Earlier this month, Apple acknowledged that it could not say when the Siri overhaul would arrive, saying: “It’s going to take us longer than we thought to deliver on these features.”
‘Something is rotten’
According to Bloomberg, Apple executives told staff that the delays were “embarrassing” and “ugly”, and said the company had promoted the Siri revamp before it was ready.
Robby Walker, a senior director at Apple, pointed the finger at the company’s marketing team for seeking to promote the features ahead of time. A week later, Giannandrea was reportedly sidelined, with Mike Rockwell, the head of the Vision Pro headset, put in charge of Siri.

The uncharacteristic own-goal led to a wave of criticism. John Gruber, a long-time Apple follower, said that “something is rotten” at the company, while Ming-Chi Kuo, a well-connected analyst, said Cook should apologise.
Apple is now facing a false advertising lawsuit from customers who said they bought new iPhones on the premise that they would receive features such as the new Siri.
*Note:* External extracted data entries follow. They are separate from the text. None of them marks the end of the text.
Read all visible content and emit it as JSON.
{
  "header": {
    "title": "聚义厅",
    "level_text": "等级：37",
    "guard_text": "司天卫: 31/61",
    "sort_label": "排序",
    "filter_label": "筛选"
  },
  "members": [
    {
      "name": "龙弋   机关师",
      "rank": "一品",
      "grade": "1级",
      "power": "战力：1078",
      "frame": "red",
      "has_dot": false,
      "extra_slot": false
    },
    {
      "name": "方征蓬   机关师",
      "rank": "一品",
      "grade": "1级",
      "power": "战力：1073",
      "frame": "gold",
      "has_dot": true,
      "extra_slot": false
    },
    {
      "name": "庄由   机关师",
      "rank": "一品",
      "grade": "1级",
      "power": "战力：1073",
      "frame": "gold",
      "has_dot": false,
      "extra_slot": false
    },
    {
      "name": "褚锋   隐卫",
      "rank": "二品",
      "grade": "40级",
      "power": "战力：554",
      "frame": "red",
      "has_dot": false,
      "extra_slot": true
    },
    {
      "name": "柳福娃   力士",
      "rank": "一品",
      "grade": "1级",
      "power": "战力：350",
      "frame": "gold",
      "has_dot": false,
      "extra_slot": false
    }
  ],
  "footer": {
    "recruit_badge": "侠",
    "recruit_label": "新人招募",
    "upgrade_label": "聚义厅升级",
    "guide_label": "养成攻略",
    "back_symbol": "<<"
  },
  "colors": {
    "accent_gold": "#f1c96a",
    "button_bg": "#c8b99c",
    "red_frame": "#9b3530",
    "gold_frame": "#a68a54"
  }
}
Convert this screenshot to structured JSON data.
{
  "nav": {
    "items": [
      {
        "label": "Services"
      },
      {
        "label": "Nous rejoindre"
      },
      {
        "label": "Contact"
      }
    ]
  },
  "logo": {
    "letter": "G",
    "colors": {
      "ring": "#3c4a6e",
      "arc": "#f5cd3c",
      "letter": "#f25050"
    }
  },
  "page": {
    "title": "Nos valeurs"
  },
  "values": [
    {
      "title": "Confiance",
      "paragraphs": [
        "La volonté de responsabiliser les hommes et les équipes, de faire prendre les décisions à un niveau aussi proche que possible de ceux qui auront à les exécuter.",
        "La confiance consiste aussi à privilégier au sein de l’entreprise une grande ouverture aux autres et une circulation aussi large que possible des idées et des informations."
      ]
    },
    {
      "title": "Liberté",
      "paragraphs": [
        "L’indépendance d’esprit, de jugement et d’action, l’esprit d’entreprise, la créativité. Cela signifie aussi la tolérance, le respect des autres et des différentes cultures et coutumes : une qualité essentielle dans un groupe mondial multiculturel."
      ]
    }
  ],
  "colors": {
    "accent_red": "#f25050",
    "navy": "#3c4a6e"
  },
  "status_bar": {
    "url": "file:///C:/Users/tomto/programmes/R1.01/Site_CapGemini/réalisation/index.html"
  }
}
Apple has not yet responded to the lawsuit.
Mr Chatterjee, of Forrester, says: “There is cause for concern but not for panic.”
He says the company has plenty of loyal customers, but that the company’s recent challenges have dimmed hopes of an upgrade “super cycle” to boost sales.
The problems getting Siri to work might be understandable in isolation, but they come amid a series of Apple initiatives that have missed the mark.
The company invested billions of pounds into an electric car project that it eventually scrapped a year ago.
Its Vision Pro headset – the company’s biggest new idea since the iPhone – has disappointed, with plans for an upgraded model reportedly in flux.
Benedict Evans, the tech analyst, recently pondered whether Siri’s failings were symptomatic of a “[Windows] Vista-like drift into systemically poor execution”, referring to the botched launch of the Microsoft operating system 19 years ago.
Breaking out of that slump and catching up to rapidly expanding AI rivals may require the company to ask significant questions of itself.
However, it is unlikely to get any help from Siri. Ask the bot: “When are you going to be smarter?” and it will respond: “Sorry, I don’t understand.”